# Comparing EGO Blowers (580CFM/168mph vs 530 CFM/110mph)



## NoslracNevok (Jun 12, 2018)

I couldn't decide which to buy based on specs and online reviews alone, so I bought both to compare and keep the one I liked most.

Here's a video of it all:
https://www.youtube.com/watch?v=xMx-Pz7dSwY

I already have two EGO batteries, so I chose to purchase tool only. They are very similar, so I'll list the major differences I noticed.

$180 EGO 580 CFM / 168 mph (LB5800)
Blows much more (granted, it is rated higher CFM)
Blows much harder (again, higher mph)
Better design, it's trigger is the voltage/speed control. It has a secondary twist knob, twisting it will leave it running without pushing any buttons. This is surprisingly convenient. You can adjust it with one hand.
Immediate blowing (ah yis), You wouldn't notice this w/o having them both, it immediately starts blowing and blowing hard.
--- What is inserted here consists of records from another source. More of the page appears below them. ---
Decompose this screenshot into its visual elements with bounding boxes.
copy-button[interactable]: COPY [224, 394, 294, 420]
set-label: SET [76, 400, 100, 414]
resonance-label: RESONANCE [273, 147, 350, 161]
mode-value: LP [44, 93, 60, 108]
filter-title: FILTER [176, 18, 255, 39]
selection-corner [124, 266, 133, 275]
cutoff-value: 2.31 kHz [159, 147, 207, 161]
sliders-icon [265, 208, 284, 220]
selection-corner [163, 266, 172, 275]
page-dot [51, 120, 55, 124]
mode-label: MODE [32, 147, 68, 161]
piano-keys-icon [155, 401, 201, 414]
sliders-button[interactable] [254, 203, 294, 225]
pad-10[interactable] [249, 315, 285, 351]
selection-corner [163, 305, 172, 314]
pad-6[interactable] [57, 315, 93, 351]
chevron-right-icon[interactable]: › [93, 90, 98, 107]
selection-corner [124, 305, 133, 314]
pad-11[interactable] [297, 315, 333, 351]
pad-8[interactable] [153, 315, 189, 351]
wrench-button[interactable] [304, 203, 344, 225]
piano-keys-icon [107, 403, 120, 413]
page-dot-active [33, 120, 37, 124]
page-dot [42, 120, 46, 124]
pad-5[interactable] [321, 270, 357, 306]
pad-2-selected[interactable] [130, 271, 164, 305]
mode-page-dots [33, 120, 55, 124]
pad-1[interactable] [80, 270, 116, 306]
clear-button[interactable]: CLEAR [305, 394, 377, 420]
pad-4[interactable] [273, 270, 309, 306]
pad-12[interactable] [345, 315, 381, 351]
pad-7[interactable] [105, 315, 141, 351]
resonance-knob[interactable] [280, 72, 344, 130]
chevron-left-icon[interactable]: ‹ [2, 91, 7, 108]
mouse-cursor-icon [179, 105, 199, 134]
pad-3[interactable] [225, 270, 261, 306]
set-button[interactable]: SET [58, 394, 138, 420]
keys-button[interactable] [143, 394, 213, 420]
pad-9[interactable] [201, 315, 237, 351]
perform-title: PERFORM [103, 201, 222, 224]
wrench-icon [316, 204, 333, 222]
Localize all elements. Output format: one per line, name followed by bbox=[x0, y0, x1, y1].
$140 Ego 530 CFM / 110 mph (LB5300)
Looks a little cooler.
Delayed start after clicking trigger, also has a sort of wind up to start blowing.
Voltage/Speed control is separate form the trigger, and you can't use one hand to adjust it.
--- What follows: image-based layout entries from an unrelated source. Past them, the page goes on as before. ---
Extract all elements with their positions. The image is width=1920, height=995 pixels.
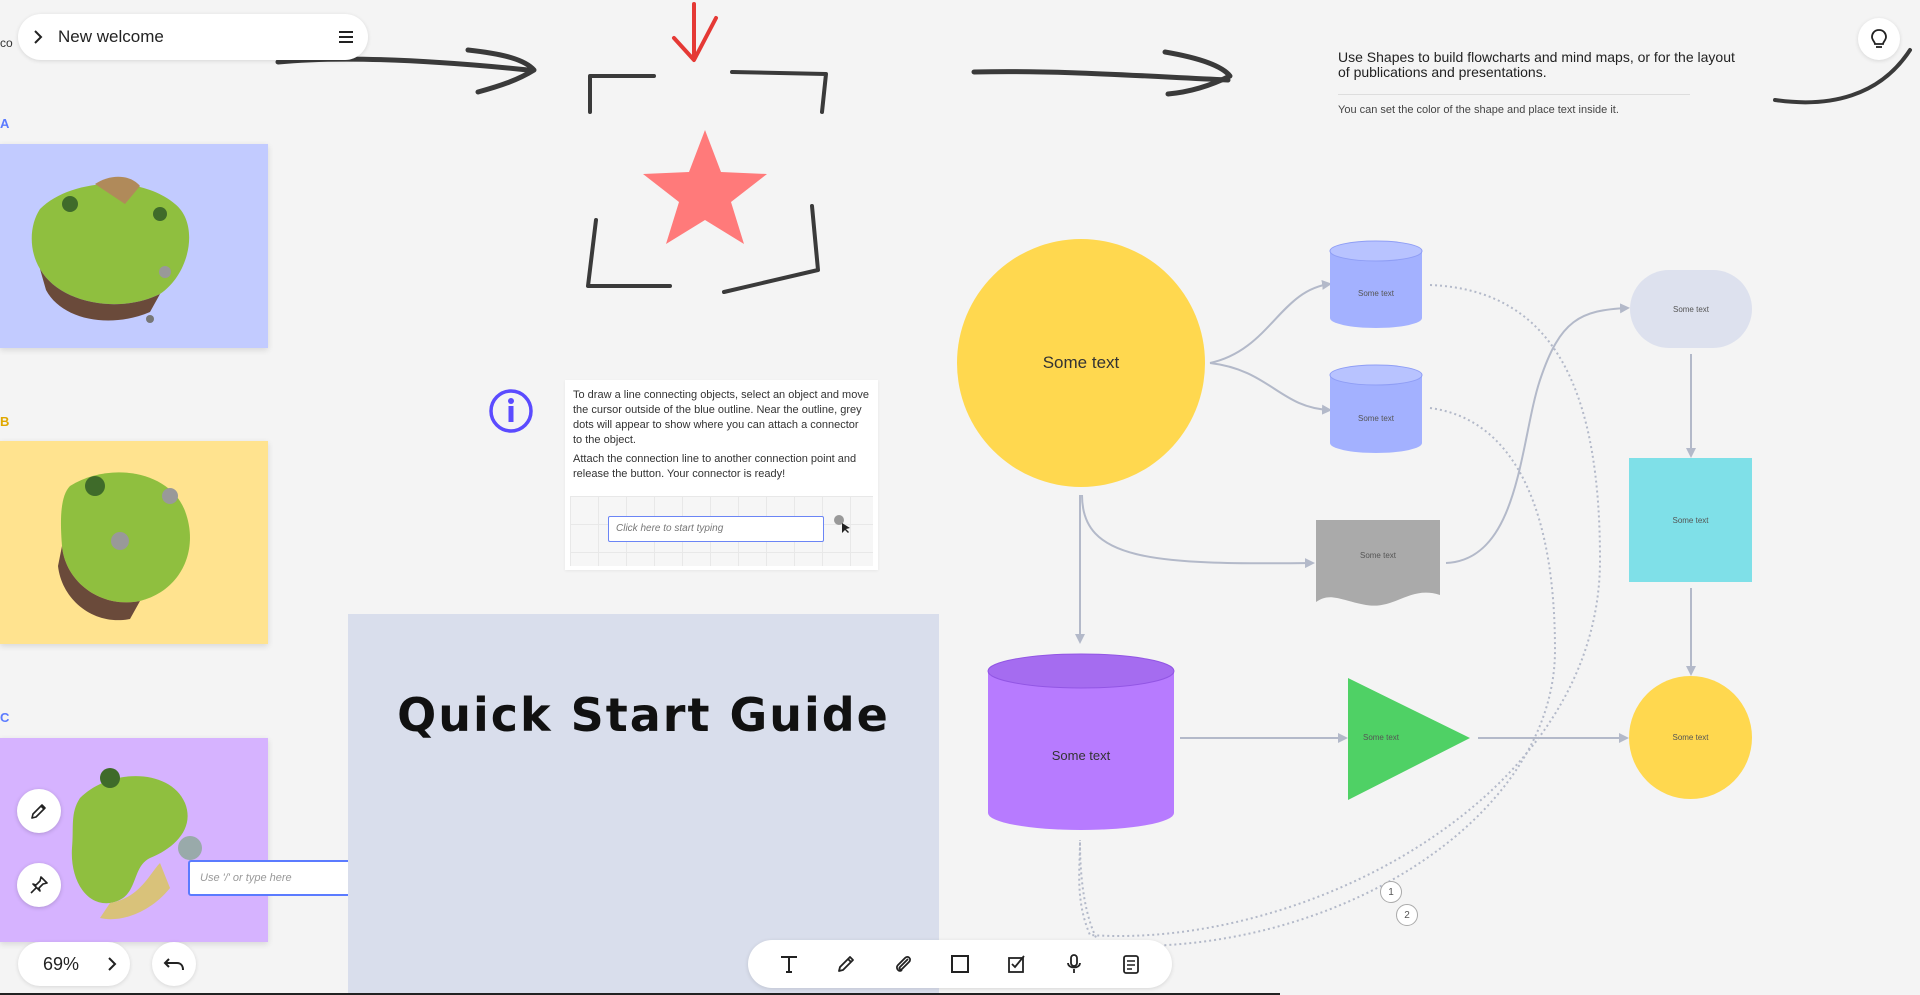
pill-label: Some text	[1672, 304, 1709, 314]
microphone-icon	[1067, 954, 1082, 973]
marker-tool-button[interactable]	[17, 789, 61, 833]
yellow-circle-label: Some text	[1672, 733, 1709, 742]
text-tool-button[interactable]	[769, 944, 809, 984]
undo-button[interactable]	[152, 942, 196, 986]
demo-input: Click here to start typing	[608, 516, 824, 542]
attach-icon	[895, 956, 911, 972]
connector-circle-to-cyl-top[interactable]	[1209, 279, 1332, 364]
document-label: Some text	[1359, 551, 1396, 560]
small-yellow-circle-shape[interactable]: Some text	[1629, 676, 1752, 799]
help-demo-area: Click here to start typing	[570, 496, 873, 566]
quick-note-placeholder: Use '/' or type here	[200, 872, 292, 884]
attach-tool-button[interactable]	[883, 944, 923, 984]
chevron-right-icon	[34, 30, 43, 44]
pencil-icon	[31, 804, 46, 819]
tips-button[interactable]	[1858, 18, 1900, 60]
cyan-rectangle-shape[interactable]: Some text	[1629, 458, 1752, 582]
cylinder-top-label: Some text	[1357, 289, 1394, 298]
hamburger-menu-icon	[339, 31, 353, 43]
hand-drawn-arrow-middle	[971, 49, 1233, 97]
card-c-letter: C	[0, 710, 10, 725]
zoom-expand-button[interactable]	[94, 957, 130, 971]
undo-icon	[163, 958, 184, 971]
island-card-yellow[interactable]	[0, 441, 268, 644]
help-paragraph-1: To draw a line connecting objects, selec…	[573, 389, 869, 446]
lightbulb-icon	[1871, 29, 1887, 48]
red-down-arrow	[672, 2, 718, 62]
card-b-letter: B	[0, 414, 10, 429]
zoom-level: 69%	[42, 953, 80, 974]
island-card-blue[interactable]	[0, 144, 268, 348]
cursor-icon	[834, 515, 850, 533]
connector-badge-2[interactable]: 2	[1396, 904, 1418, 926]
cylinder-mid-shape[interactable]	[1329, 364, 1423, 453]
island-image	[31, 176, 190, 323]
connector-circle-to-document[interactable]	[1081, 494, 1315, 569]
island-card-purple[interactable]	[0, 738, 268, 942]
chevron-right-icon	[108, 957, 117, 971]
document-shape[interactable]	[1316, 520, 1440, 606]
shapes-info-title: Use Shapes to build flowcharts and mind …	[1338, 49, 1735, 80]
shape-icon	[950, 955, 969, 973]
edge-text: co	[0, 36, 13, 50]
board-title[interactable]: New welcome	[58, 27, 324, 47]
purple-cylinder-shape[interactable]	[987, 653, 1175, 830]
quick-start-panel[interactable]: Quick Start Guide	[348, 614, 939, 995]
zoom-control[interactable]: 69%	[18, 942, 130, 986]
big-yellow-circle-shape[interactable]: Some text	[957, 239, 1205, 487]
expand-sidebar-button[interactable]	[18, 14, 58, 60]
board-header: New welcome	[18, 14, 368, 60]
task-icon	[1008, 955, 1025, 973]
quick-start-title: Quick Start Guide	[397, 688, 890, 742]
star-shape[interactable]	[643, 130, 767, 244]
shape-tool-button[interactable]	[940, 944, 980, 984]
info-icon	[488, 388, 534, 439]
text-icon	[780, 956, 797, 973]
bottom-toolbar	[748, 940, 1172, 988]
pen-tool-button[interactable]	[826, 944, 866, 984]
voice-tool-button[interactable]	[1054, 944, 1094, 984]
notes-tool-button[interactable]	[1111, 944, 1151, 984]
pin-icon	[30, 876, 48, 894]
cylinder-top-shape[interactable]	[1329, 240, 1423, 328]
pill-shape[interactable]: Some text	[1630, 270, 1752, 348]
green-triangle-label: Some text	[1362, 733, 1399, 742]
card-a-letter: A	[0, 116, 10, 131]
big-circle-label: Some text	[1042, 353, 1120, 372]
cyan-rect-label: Some text	[1672, 515, 1709, 525]
island-image	[71, 768, 202, 920]
cylinder-mid-label: Some text	[1357, 414, 1394, 423]
hand-drawn-curve-right	[1773, 48, 1912, 105]
purple-cylinder-label: Some text	[1051, 748, 1111, 763]
task-tool-button[interactable]	[997, 944, 1037, 984]
help-paragraph-2: Attach the connection line to another co…	[573, 453, 857, 480]
shapes-info-subtitle: You can set the color of the shape and p…	[1338, 104, 1619, 116]
connector-help-panel[interactable]: To draw a line connecting objects, selec…	[565, 380, 878, 570]
connector-badge-1[interactable]: 1	[1380, 881, 1402, 903]
connector-circle-to-cyl-mid[interactable]	[1209, 362, 1332, 415]
pin-tool-button[interactable]	[17, 863, 61, 907]
board-menu-button[interactable]	[324, 14, 368, 60]
island-image	[58, 472, 190, 621]
pen-icon	[837, 956, 854, 972]
notes-icon	[1123, 955, 1140, 974]
shapes-info-divider	[1338, 94, 1690, 95]
connector-document-to-pill[interactable]	[1445, 303, 1630, 564]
If both were hanging off a cliff and I had to choose one, I'd save the 580.


----------



## Ware (Jan 28, 2017)

Great review. I started with the 530, then upgraded to the 580. The trigger delay on the 530 was definitely annoying. I don't know why they don't offer the 580 in stores.


----------



## TNTurf (Mar 20, 2019)

I had no idea what your post was going to say but looking at the title I already knew I was going to tell you to get the 580. I dont have one but always go for the higher performance. I have a new 2-cycle so I will be a while before I try a battery powered but they really seem nice now. Good review.


----------



## pennstater2005 (Jul 17, 2017)

What's the electric vehicle in the background?


----------



## NoslracNevok (Jun 12, 2018)

Thanks fellas.@Ware @gsmornot

@pennstater2005 2018 Chrysler Pacifica Limited (PHEV). Love that thing!


----------



## pennstater2005 (Jul 17, 2017)

@NoslracNevok

That's the one I'm looking at for in a couple years. Sorry I'm going way off topic here!


----------